« Today we live » d’Emmanuelle Pirotte (le cherche midi) * un roman tout en nuances et en émotions

1944. Renée est une petite fille qui a grandit trop vite et qui, séparée de ses parents et de sa famille, survit grâce à la bienveillance de familles qui la cachent et l’hébergent. Or, en cet hiver rude, les Allemands reculent et laissent derrière eux des villages martyrs, redoublant de violence alors que la défaite se profile de plus en plus clairement. Les familles qui jusque là acceptaient de s’occuper de Renée ont peur, et la fillette est confiée à un prêtre, puis à des soldats américains qu’il croise sur une route et auxquels il remet la petite fille sans trop poser de questions. Or, ces deux soldats appartiennent à l’armée nazie, et plus précisément à une unité chargée de retarder l’avancée des Alliés en infiltrant leurs rangs. Renée comprend vite que ces hommes ne seront pas ses amis, et se résout à accepter son sort. Mais l’incroyable se produit : Mathias, l’un des soldats, refuse d’exécuter cette enfant au regard si profond, et abat son coéquipier. Commence alors une amitié authentique et le jeu dangereux des alliances et des confiances accordées un peu par obligation. Dans les Ardennes ravagées par le guerre, par un hiver rigoureux et enneigé, le couple improbable va tour à tour bénéficier de la bonté et de l’aide de certains et de la haine des autres. Un rude apprentissage pour la petite fille, et la découverte par l’homme de la force d’un lien qu’il ne soupçonnait pas.

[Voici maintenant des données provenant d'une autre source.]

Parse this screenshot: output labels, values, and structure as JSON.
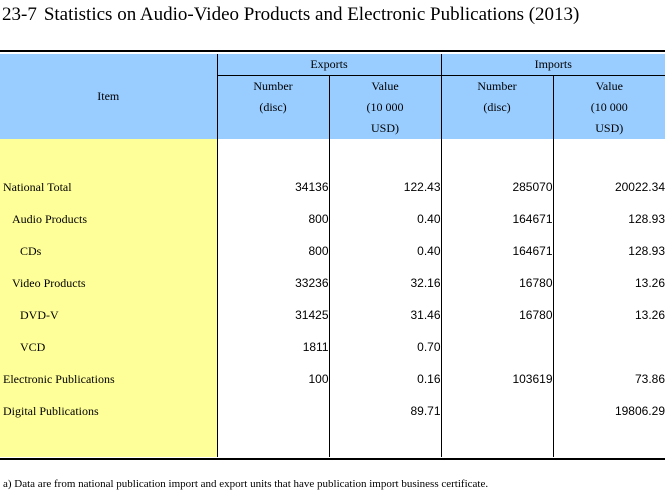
{
  "title": {
    "number": "23-7",
    "text": "Statistics on Audio-Video Products and Electronic Publications (2013)"
  },
  "header": {
    "item": "Item",
    "groups": [
      "Exports",
      "Imports"
    ],
    "number_label": [
      "Number",
      "(disc)"
    ],
    "value_label": [
      "Value",
      "(10 000",
      "USD)"
    ]
  },
  "rows": [
    {
      "label": "National Total",
      "exp_num": "34136",
      "exp_val": "122.43",
      "imp_num": "285070",
      "imp_val": "20022.34"
    },
    {
      "label": "Audio Products",
      "exp_num": "800",
      "exp_val": "0.40",
      "imp_num": "164671",
      "imp_val": "128.93"
    },
    {
      "label": "CDs",
      "exp_num": "800",
      "exp_val": "0.40",
      "imp_num": "164671",
      "imp_val": "128.93"
    },
    {
      "label": "Video Products",
      "exp_num": "33236",
      "exp_val": "32.16",
      "imp_num": "16780",
      "imp_val": "13.26"
    },
    {
      "label": "DVD-V",
      "exp_num": "31425",
      "exp_val": "31.46",
      "imp_num": "16780",
      "imp_val": "13.26"
    },
    {
      "label": "VCD",
      "exp_num": "1811",
      "exp_val": "0.70",
      "imp_num": "",
      "imp_val": ""
    },
    {
      "label": "Electronic Publications",
      "exp_num": "100",
      "exp_val": "0.16",
      "imp_num": "103619",
      "imp_val": "73.86"
    },
    {
      "label": "Digital Publications",
      "exp_num": "",
      "exp_val": "89.71",
      "imp_num": "",
      "imp_val": "19806.29"
    }
  ],
  "footnote": "a) Data are from national publication import and export units that have publication import business certificate.",
  "colors": {
    "header_bg": "#99ccff",
    "item_bg": "#ffff99"
  }
}
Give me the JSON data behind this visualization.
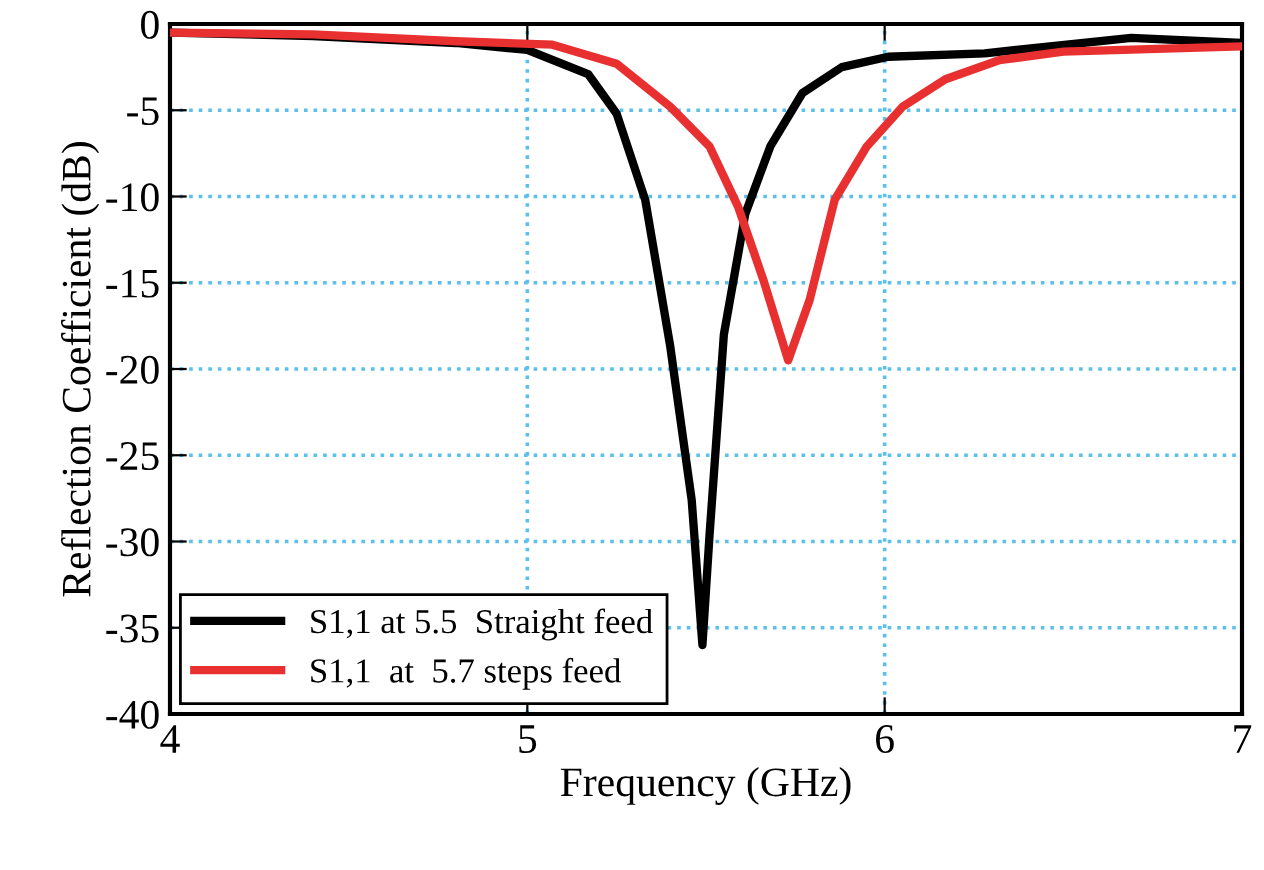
{
  "chart_data": {
    "type": "line",
    "xlabel": "Frequency (GHz)",
    "ylabel": "Reflection Coefficient (dB)",
    "xlim": [
      4,
      7
    ],
    "xticks": [
      4,
      5,
      6,
      7
    ],
    "ylim": [
      -40,
      0
    ],
    "yticks": [
      -40,
      -35,
      -30,
      -25,
      -20,
      -15,
      -10,
      -5,
      0
    ],
    "grid": true,
    "legend": "bottom left",
    "marker": "none",
    "line_style": "solid",
    "series": [
      {
        "name": "S1,1 at 5.5  Straight feed",
        "color": "#000000",
        "x": [
          4.0,
          4.4,
          4.8,
          5.0,
          5.17,
          5.25,
          5.33,
          5.4,
          5.46,
          5.49,
          5.51,
          5.55,
          5.61,
          5.68,
          5.77,
          5.88,
          6.01,
          6.28,
          6.69,
          7.0
        ],
        "values": [
          -0.5,
          -0.7,
          -1.1,
          -1.5,
          -2.9,
          -5.2,
          -10.2,
          -18.7,
          -27.6,
          -36,
          -29.6,
          -18,
          -11,
          -7.1,
          -4.0,
          -2.5,
          -1.9,
          -1.7,
          -0.8,
          -1.1
        ]
      },
      {
        "name": "S1,1  at  5.7 steps feed",
        "color": "#e83030",
        "x": [
          4.0,
          4.4,
          4.8,
          5.07,
          5.25,
          5.4,
          5.51,
          5.59,
          5.66,
          5.73,
          5.79,
          5.86,
          5.95,
          6.05,
          6.17,
          6.32,
          6.5,
          7.0
        ],
        "values": [
          -0.5,
          -0.6,
          -1.0,
          -1.2,
          -2.3,
          -4.8,
          -7.1,
          -10.6,
          -14.8,
          -19.5,
          -16,
          -10.2,
          -7.1,
          -4.8,
          -3.2,
          -2.1,
          -1.6,
          -1.3
        ]
      }
    ]
  }
}
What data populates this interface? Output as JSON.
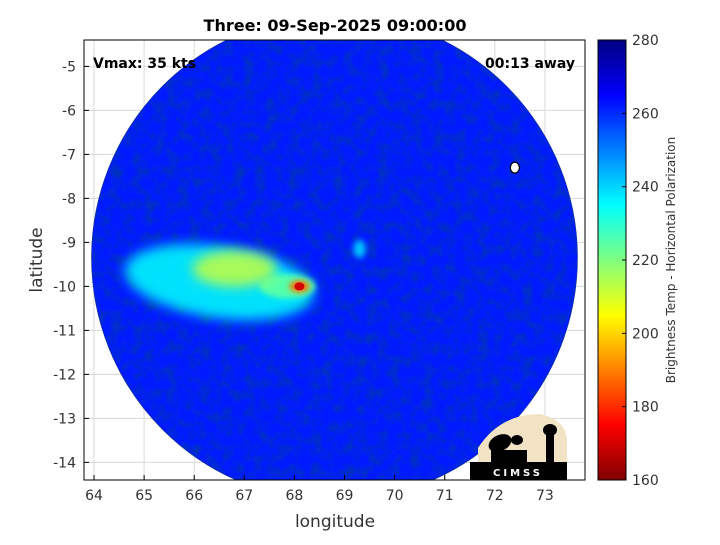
{
  "chart_data": {
    "type": "heatmap",
    "title": "Three: 09-Sep-2025 09:00:00",
    "xlabel": "longitude",
    "ylabel": "latitude",
    "xlim": [
      63.8,
      73.8
    ],
    "ylim": [
      -14.4,
      -4.4
    ],
    "xticks": [
      "64",
      "65",
      "66",
      "67",
      "68",
      "69",
      "70",
      "71",
      "72",
      "73"
    ],
    "yticks": [
      "-5",
      "-6",
      "-7",
      "-8",
      "-9",
      "-10",
      "-11",
      "-12",
      "-13",
      "-14"
    ],
    "grid": true,
    "annotation_left": "Vmax: 35 kts",
    "annotation_right": "00:13 away",
    "colorbar": {
      "label": "Brightness Temp - Horizontal Polarization",
      "range": [
        160,
        280
      ],
      "ticks": [
        "280",
        "260",
        "240",
        "220",
        "200",
        "180",
        "160"
      ],
      "colormap": "jet"
    },
    "swath": {
      "center": [
        68.8,
        -9.35
      ],
      "radius_deg": 4.85
    },
    "features": [
      {
        "kind": "background",
        "value": 262
      },
      {
        "kind": "cold-cloud-band",
        "lon": 66.5,
        "lat": -9.9,
        "value": 236
      },
      {
        "kind": "deep-convection-core",
        "lon": 68.1,
        "lat": -10.0,
        "value": 170
      },
      {
        "kind": "convection-patch",
        "lon": 66.8,
        "lat": -9.6,
        "value": 212
      },
      {
        "kind": "small-cell",
        "lon": 69.3,
        "lat": -9.15,
        "value": 242
      },
      {
        "kind": "storm-center-marker",
        "lon": 72.4,
        "lat": -7.3
      }
    ]
  },
  "logo": {
    "text": "CIMSS"
  },
  "colors": {
    "frame": "#000000",
    "grid": "#d9d9d9",
    "background": "#ffffff"
  }
}
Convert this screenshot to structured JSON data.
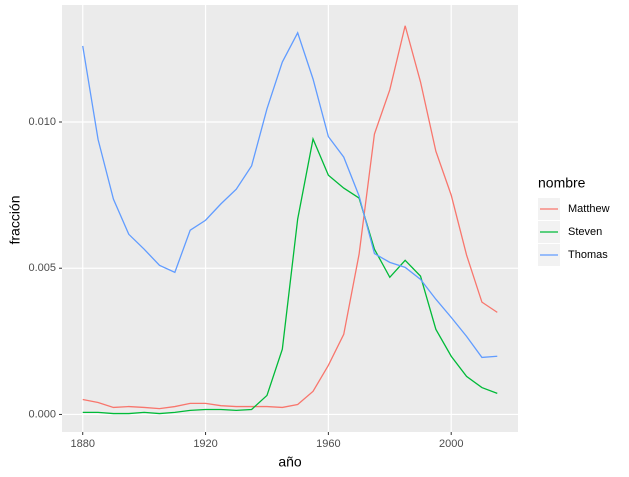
{
  "chart_data": {
    "type": "line",
    "x_label": "año",
    "y_label": "fracción",
    "legend_title": "nombre",
    "x": [
      1880,
      1885,
      1890,
      1895,
      1900,
      1905,
      1910,
      1915,
      1920,
      1925,
      1930,
      1935,
      1940,
      1945,
      1950,
      1955,
      1960,
      1965,
      1970,
      1975,
      1980,
      1985,
      1990,
      1995,
      2000,
      2005,
      2010,
      2015
    ],
    "series": [
      {
        "name": "Matthew",
        "color": "#f8766d",
        "values": [
          0.00051,
          0.00041,
          0.00024,
          0.00027,
          0.00024,
          0.0002,
          0.00027,
          0.00038,
          0.00038,
          0.0003,
          0.00027,
          0.00027,
          0.00027,
          0.00024,
          0.00034,
          0.00079,
          0.00168,
          0.00274,
          0.00548,
          0.00959,
          0.0111,
          0.01329,
          0.01137,
          0.009,
          0.0075,
          0.00545,
          0.00384,
          0.00349
        ]
      },
      {
        "name": "Steven",
        "color": "#00ba38",
        "values": [
          7e-05,
          7e-05,
          3e-05,
          3e-05,
          7e-05,
          3e-05,
          7e-05,
          0.00014,
          0.00017,
          0.00017,
          0.00014,
          0.00017,
          0.00065,
          0.00223,
          0.00668,
          0.00942,
          0.00818,
          0.00774,
          0.0074,
          0.00565,
          0.00469,
          0.00527,
          0.00473,
          0.00291,
          0.00199,
          0.0013,
          0.00092,
          0.00072
        ]
      },
      {
        "name": "Thomas",
        "color": "#619cff",
        "values": [
          0.0126,
          0.0094,
          0.00736,
          0.00616,
          0.00565,
          0.0051,
          0.00486,
          0.0063,
          0.00664,
          0.0072,
          0.0077,
          0.0085,
          0.01045,
          0.01205,
          0.01305,
          0.01147,
          0.0095,
          0.0088,
          0.00747,
          0.0055,
          0.0052,
          0.00503,
          0.00462,
          0.00394,
          0.00332,
          0.00267,
          0.00195,
          0.00199
        ]
      }
    ],
    "xlim": [
      1873.25,
      2021.75
    ],
    "xticks": [
      1880,
      1920,
      1960,
      2000
    ],
    "ylim": [
      -0.0006,
      0.014
    ],
    "yticks": [
      {
        "value": 0,
        "label": "0.000"
      },
      0.005,
      {
        "value": 0.01,
        "label": "0.010"
      }
    ],
    "grid": true
  }
}
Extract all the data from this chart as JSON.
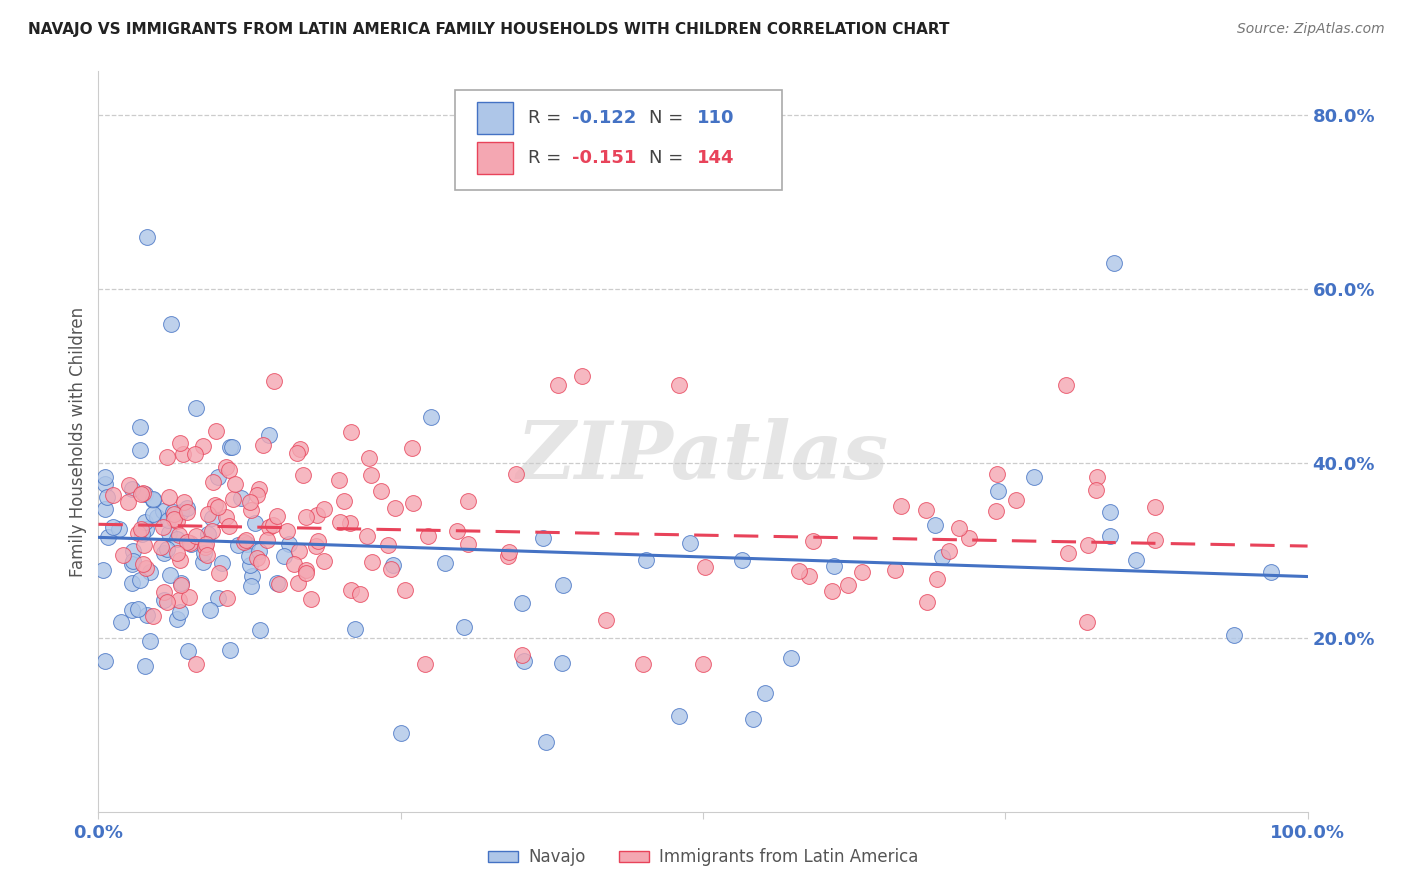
{
  "title": "NAVAJO VS IMMIGRANTS FROM LATIN AMERICA FAMILY HOUSEHOLDS WITH CHILDREN CORRELATION CHART",
  "source": "Source: ZipAtlas.com",
  "ylabel": "Family Households with Children",
  "legend_label1": "Navajo",
  "legend_label2": "Immigrants from Latin America",
  "R1": -0.122,
  "N1": 110,
  "R2": -0.151,
  "N2": 144,
  "xlim": [
    0.0,
    1.0
  ],
  "ylim": [
    0.0,
    0.85
  ],
  "ytick_positions": [
    0.2,
    0.4,
    0.6,
    0.8
  ],
  "ytick_labels": [
    "20.0%",
    "40.0%",
    "60.0%",
    "80.0%"
  ],
  "color_navajo": "#aec6e8",
  "color_latin": "#f4a7b2",
  "line_color_navajo": "#4472c4",
  "line_color_latin": "#e8435a",
  "watermark": "ZIPatlas",
  "background_color": "#ffffff",
  "title_fontsize": 11,
  "axis_label_color": "#4472c4",
  "seed_navajo": 7,
  "seed_latin": 13,
  "navajo_line_start_y": 0.315,
  "navajo_line_end_y": 0.27,
  "latin_line_start_y": 0.33,
  "latin_line_end_y": 0.305
}
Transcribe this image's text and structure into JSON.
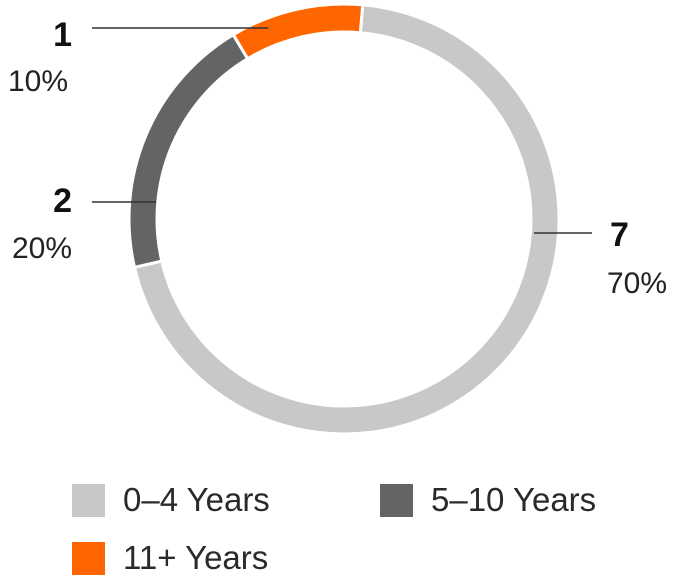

Avec Today we live, Emmanuelle Pirotte nous offre en cette rentrée littéraire son premier roman, un premier roman chargé en émotions et tout en nuances, sans jugement mais clairvoyant sur la nature humaine. Chaque personnage, confronté à une situation inédite (la guerre, l’arrivée des Allemands, la peur, l’amour, la jalousie) se révèle dans tout ce qu’il peut avoir de meilleur ou de pire. Pas de jugement : aucun d’entre nous ne sait le comportement qu’il adopterait, et Emmanuelle Pirotte ne se targue pas d’en savoir plus qu’aucun d’entre nous. Mais le regard acéré, cynique et bien trop lucide pour une fillette sert de prisme et à travers elle, on perçoit le bonheur ou le malheur qui peuvent découler de propos ou d’actes, aussi minimes et anodins soient-ils. La cavale de Mathias et de Renée est passionnante et donne à voir la réalité de la vie de l’arrière en cette fin de conflit, alors même que les réserves de nourriture et de patience s’épuisent, que les pires rumeurs concernant les déportations vers l’Est se répandent et se précisent, que les Allemands tiennent à « se retirer avec honneur » et plus que jamais commettent les pires exactions, ou encore que les Alliés, très méfiants et sur les nerfs, sont réputés pour avoir la gâchette facile. Qu’il s’agisse du contexte historique ou des personnalités mises en scène, Emmanuelle Pirotte déroule de façon objective son intrigue dans laquelle on plonge avec plaisir.

Pas de fausse note donc, et un premier roman qui fonctionne très bien et marque par son authenticité et sa jolie plume.